Eglises d'Asie – Bangladesh
Esclavage moderne : 592 000 ouvriers concernés au Bangladesh
Publié le 26/07/2018
Un nouveau rapport mondial vient d’annoncer que 592 000 personnes vivaient, au Bangladesh, dans des conditions semblables à de l’esclavage moderne, provoquant des réactions mitigées de la part du gouvernement, des syndicats et de l’Église. Le Bangladesh, selon le rapport mondial 2 018 sur l’esclavage (Global Slavery Index) publié le 19 juillet par la fondation australienne Walk-Free, est classé 92e sur 167 pays, et 19e sur 28 pays de la région Asie-Pacifique. Le rapport souligne la vie dure à laquelle sont confrontés beaucoup d’ouvriers du secteur industriel bangladais, a déclaré Babul Akhter, président de la fédération bangladaise Garment and Industrial Workers (ouvriers du textile et du secteur industriel), basée à Dhaka, la capitale.
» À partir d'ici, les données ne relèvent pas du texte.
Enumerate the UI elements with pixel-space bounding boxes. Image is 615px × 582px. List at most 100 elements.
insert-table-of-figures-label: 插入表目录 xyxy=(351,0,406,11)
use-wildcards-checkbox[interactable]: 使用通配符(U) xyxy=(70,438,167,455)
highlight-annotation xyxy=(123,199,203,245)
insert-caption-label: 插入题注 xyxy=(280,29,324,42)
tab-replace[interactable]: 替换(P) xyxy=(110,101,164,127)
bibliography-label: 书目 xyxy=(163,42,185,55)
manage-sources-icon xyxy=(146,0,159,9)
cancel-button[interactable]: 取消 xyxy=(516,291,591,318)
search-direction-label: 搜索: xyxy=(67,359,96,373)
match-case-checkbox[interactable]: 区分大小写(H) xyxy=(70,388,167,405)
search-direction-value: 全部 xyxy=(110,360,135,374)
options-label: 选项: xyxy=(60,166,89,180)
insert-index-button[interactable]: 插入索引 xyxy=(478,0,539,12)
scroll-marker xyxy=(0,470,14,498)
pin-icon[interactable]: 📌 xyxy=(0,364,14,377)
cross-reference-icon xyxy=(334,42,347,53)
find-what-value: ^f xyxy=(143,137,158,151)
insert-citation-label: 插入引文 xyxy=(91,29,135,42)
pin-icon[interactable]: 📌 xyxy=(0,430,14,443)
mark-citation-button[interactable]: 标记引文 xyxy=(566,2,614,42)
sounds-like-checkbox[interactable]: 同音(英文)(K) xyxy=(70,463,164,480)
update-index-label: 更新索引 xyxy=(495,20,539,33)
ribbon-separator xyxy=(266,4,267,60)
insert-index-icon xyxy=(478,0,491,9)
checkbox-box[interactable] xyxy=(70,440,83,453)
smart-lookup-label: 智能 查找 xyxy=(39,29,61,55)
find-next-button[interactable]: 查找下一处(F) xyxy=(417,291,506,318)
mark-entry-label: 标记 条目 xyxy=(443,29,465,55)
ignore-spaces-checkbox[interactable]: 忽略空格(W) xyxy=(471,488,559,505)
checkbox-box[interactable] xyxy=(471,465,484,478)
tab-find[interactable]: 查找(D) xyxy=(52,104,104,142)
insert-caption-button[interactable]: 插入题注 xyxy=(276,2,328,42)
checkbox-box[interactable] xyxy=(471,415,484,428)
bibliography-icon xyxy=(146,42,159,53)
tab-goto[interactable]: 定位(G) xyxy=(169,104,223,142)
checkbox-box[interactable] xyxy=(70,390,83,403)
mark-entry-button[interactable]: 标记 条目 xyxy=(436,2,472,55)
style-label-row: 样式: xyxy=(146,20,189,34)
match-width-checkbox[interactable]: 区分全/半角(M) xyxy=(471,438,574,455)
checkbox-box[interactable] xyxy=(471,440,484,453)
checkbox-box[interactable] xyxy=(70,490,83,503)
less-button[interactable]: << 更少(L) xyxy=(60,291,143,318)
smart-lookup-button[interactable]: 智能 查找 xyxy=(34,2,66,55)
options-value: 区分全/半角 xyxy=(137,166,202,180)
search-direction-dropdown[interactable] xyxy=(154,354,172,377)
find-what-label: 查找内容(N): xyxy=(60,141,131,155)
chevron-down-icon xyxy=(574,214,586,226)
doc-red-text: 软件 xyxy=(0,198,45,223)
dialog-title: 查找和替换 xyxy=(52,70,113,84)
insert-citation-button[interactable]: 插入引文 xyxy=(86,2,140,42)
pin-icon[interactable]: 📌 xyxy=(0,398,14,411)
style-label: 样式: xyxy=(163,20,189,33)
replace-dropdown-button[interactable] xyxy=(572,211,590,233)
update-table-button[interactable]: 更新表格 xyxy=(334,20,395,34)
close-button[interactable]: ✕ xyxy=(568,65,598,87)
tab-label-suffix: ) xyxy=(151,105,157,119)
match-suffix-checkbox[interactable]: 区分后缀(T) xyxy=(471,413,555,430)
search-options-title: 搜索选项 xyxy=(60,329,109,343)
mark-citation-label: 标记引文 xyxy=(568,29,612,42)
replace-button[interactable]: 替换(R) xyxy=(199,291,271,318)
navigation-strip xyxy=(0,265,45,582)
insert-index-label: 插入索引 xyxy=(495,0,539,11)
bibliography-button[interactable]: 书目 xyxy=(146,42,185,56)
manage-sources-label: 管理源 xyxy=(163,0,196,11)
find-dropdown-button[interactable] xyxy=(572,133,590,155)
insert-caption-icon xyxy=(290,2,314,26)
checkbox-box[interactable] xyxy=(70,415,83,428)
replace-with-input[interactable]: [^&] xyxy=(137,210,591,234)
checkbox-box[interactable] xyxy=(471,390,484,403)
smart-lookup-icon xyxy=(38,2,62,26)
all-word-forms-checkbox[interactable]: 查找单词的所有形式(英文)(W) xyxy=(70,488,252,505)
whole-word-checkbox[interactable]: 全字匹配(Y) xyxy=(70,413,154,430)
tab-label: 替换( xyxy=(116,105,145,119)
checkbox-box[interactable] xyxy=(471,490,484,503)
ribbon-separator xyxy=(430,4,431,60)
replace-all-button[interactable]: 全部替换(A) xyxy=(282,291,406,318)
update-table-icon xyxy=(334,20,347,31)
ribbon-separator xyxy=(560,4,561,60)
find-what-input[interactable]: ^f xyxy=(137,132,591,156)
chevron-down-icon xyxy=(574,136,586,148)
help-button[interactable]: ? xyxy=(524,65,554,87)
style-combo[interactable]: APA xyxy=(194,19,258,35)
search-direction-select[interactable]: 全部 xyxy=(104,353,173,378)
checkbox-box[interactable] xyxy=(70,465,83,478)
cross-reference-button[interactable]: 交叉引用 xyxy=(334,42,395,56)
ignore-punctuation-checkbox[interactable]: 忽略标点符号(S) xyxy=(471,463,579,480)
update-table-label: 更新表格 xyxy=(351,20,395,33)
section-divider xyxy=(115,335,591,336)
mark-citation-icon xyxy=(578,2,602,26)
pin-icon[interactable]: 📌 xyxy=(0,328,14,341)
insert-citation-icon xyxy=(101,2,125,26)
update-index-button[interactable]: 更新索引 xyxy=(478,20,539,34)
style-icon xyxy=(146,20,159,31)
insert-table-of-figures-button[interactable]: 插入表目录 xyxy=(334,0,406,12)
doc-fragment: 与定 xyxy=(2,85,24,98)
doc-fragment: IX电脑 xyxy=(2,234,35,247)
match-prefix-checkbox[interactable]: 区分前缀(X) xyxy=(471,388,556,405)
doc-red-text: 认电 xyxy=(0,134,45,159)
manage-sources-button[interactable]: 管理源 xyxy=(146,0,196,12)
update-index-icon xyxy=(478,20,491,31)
« Après mes années d’expérience du secteur du travail au Bangladesh, je peux confirmer que ce chiffre [de 592 000 personnes] devrait être encore bien plus élevé. Il y a environ 50 millions de personnes qui travaillent dans le secteur industriel, dont 4 millions pour le textile, et ils subissent des conditions semblables à de l’esclavage, avec notamment de mauvaises pratiques professionnelles, des bas salaires et des conditions de travail dangereuses », dénonce Babul Akhter. Selon lui, cette situation de quasi-esclavage vient de la négligence, la corruption, le manque de transparence et du nombre insuffisant de fonctionnaires pouvant assurer la surveillance.
12 à 14 heures de travail par jour
Ataul Gazi et sa femme travaillent tous les deux dans le secteur textile à Dhaka. Ataul, 34 ans, explique que son faible salaire et ses conditions de travail peuvent être considérés comme de l’esclavage. « Je suis dans cette industrie depuis douze ans et je gagne environ 14 000 takas (165 dollars) par mois, et ma femme gagne 8 000 takas par mois. Nous travaillons durant de longues heures, jour et nuit, mais à la fin du mois, nous ne pouvons rien épargner après les dépenses de la famille et les frais de scolarité de nos deux enfants », regrette Ataul. Les retenues sur salaire, les longues périodes de travail pouvant aller jusqu’à douze ou quatorze heures par jour et les mauvais traitements de la direction sont très courants dans l’usine, ajoute-t-il.
Le père Liton Hubert Gomes, de la congrégation de Sainte-Croix, responsable de la commission Justice et Paix de l’archidiocèse de Dhaka, confirme que ces conditions déplorables sont une réalité au Bangladesh. « Beaucoup, dans le pays, ne peuvent pas subvenir à leurs besoins les plus fondamentaux. Des gens sont forcés d’accepter des emplois épuisants pour de faibles salaires, parce qu’ils doivent trouver de l’argent pour se nourrir. Et il y a un sérieux manque de contrôle de la part du gouvernement. Le drame est que souvent, les propriétaires sont influents sur les plans financiers et politiques, et cela force le gouvernement à les favoriser et à rester silencieux », explique le père Gomes.
Shibnath Roy, directeur général du département du Travail du gouvernement, s’est montré réticent face au rapport. « Nous avons des institutions publiques comme la commission des salaires (Wage Board) et des équipes de contrôle afin d’assurer des conditions de travail décentes. Nous pouvons reconnaître nos limites, et nous admettons que beaucoup d’ouvriers n’ont pas un salaire équitable, mais apparenter ces conditions à de l’esclavage est incorrect. Nous travaillons dur et nous espérons régler les problèmes un jour », a déclaré Shibnath Roy. Le rapport indique que 40 millions de personnes vivent dans des conditions d’esclavage dans le monde, dont 8 millions d’Indiens. À eux cinq, l’Inde, la Chine, le Pakistan, la Corée du Nord et le Nigeria représentent 60 % des victimes de l’esclavage moderne dans le monde, selon le rapport.